From allergies to influenza, colds to coronavirus, a long list of irritants can spur a cough, the body’s natural way of expelling everything from pollen to microorganisms.

It’s not uncommon to have a nagging cough for a few days or even weeks, but once you pass the eight-week mark, your cough is considered chronic. For some people, the discomfort, sleep disruption, worry, and even stress incontinence can go on for many months, years, or even decades.

To learn more about managing this bothersome condition, Bottom Line Health interviewed Rachel Taliercio, doctor of osteopathic medicine (DO), a pulmonologist and codirector of the Chronic Cough Clinic at the Cleveland Clinic.

Bottom Line Health: Chronic cough is one of the most common reasons for people to visit the doctor. What causes a cough to linger for a long time?

Rachel Taliercio, DO: Among nonsmokers, a chronic cough is most often caused by one or more of three conditions:

  • Cough variant-asthma.

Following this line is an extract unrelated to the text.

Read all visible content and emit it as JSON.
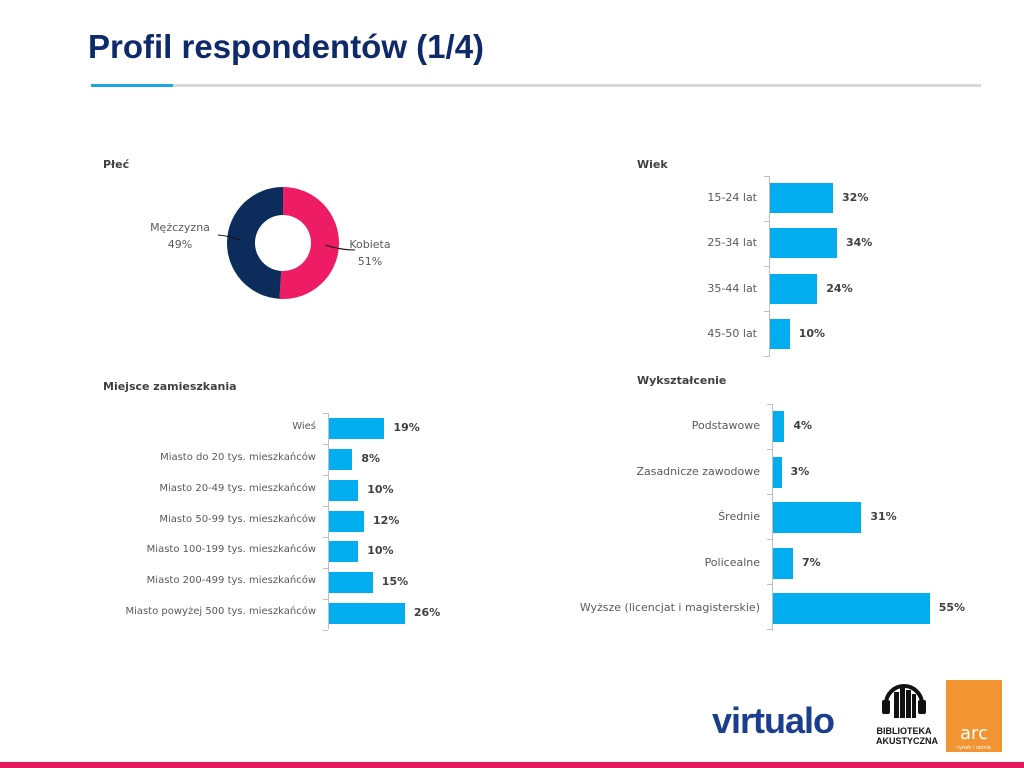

While most people with asthma experience breathlessness, wheezing, and chest tightness, some have only a cough. Treatment with inhaled corticosteroids, with or without long-acting bronchodilators, or pills called leukotriene modifiers can provide relief from coughing and treat the inflammation caused by asthma.
  • Upper airway cough syndrome consists of chronic sinus irritation or infection, post-nasal drip, and allergies or non-allergens that irritate the upper airway. Treatment may include intranasal steroids, antihistamines, decongestants, or antibiotics.
  • Gastroesophageal reflux disease (GERD). When people have GERD, acidic and nonacidic stomach contents leak into the esophagus, the tube that runs from the throat to the stomach. It can then irritate the nerve that serves both the esophagus and the trachea, the tube that runs from the throat to the lungs. While GERD often causes heartburn symptoms, it can also be silent, causing nothing more than a cough.

BLH: What causes chronic cough in people who don’t have any of these conditions?

Dr. Taliercio: A cough that is unexplained despite looking for and treating the most common causes is called a chronic refractory cough. When we meet such patients at the Cleveland Clinic, we take a thorough history, which can provide valuable clues. The story of the cough is incredibly important. What triggers it? What came before it? What is the character of the cough? What makes it better? Worse?

We also often repeat testing for asthma, upper-airway cough syndrome, and GERD. We have found that initially negative results can turn out to be positive, allowing our interdisciplinary team to treat those conditions.

If that doesn’t explain or address the cough and we have ruled out all known triggers and causes, we think about cough hypersensitivity syndrome if the patient’s history suggests this condition. Often, a chronic cough starts as part of an illness such as bronchitis, but when the illness resolves, the cough does not.

We think that this may be caused by a neural irritation or injury in the throat or larynx (the voice box). Changes in the peripheral and central nervous system may lead to hypersensitization of the cough reflex.

BLH: What treatments are available for patients with cough hypersensitivity syndrome?

Dr. Taliercio: The first approach for nerve-related coughing is called neuromodulation therapy. We use low doses of medications that are normally used for nerve pain to try to calm the nerves in the throat. These drugs, such as tricyclic antidepressants and gabapentin, are used off-label when treating chronic cough.

In a 2014 study, we found that neuromodulators helped 68 percent of patients. For about a third of them, however, the effects of the medication wore off over time. We call this tachyphylaxis. Ideally, if we find a medication that controls the cough, we continue it for six months, but in 27 percent of patients in our study, the cough returned when the medication dosage was lowered or stopped.

If neuromodulation therapy does not provide relief and we suspect that the person is experiencing laryngeal spasm as a component of the chronic cough, we can perform injection therapy with onabotulinumtoxinA (Botox) or a procedure known as a superior laryngeal nerve block. The nerve block uses a combination of numbing medication and a steroid injection.

BLH: Are there any approaches that do not require medication?

Dr. Taliercio: Behavioral cough suppression therapy is very promising. Speech language pathologists (SLP) can help patients regain control of the cough spasms without any need for medication. An SLP may start with strategies to interrupt or prevent the cough. For example, a patient can learn how to alter the sensation of an oncoming cough by using breathing techniques, distraction, forceful swallowing, and even voice therapy. The SLP will also educate the patient on how to reduce laryngeal irritation. That includes eliminating irritants (mouth breathing, smoking, and drinking excessive alcohol and caffeine) and increasing hydration. Chewing gum or sucking on hard candies can help some patients by encouraging more swallowing. Some patients can soothe the larynx by learning how to speak in slightly different ways.

BLH: What advice do you have for patients who are still looking for the cause of their chronic cough?

Dr. Taliercio: You know your body best. When you are reading articles like this and feel like you know what is causing your cough, share that information with your physician. Don’t be afraid to get a second opinion if you’re not finding answers.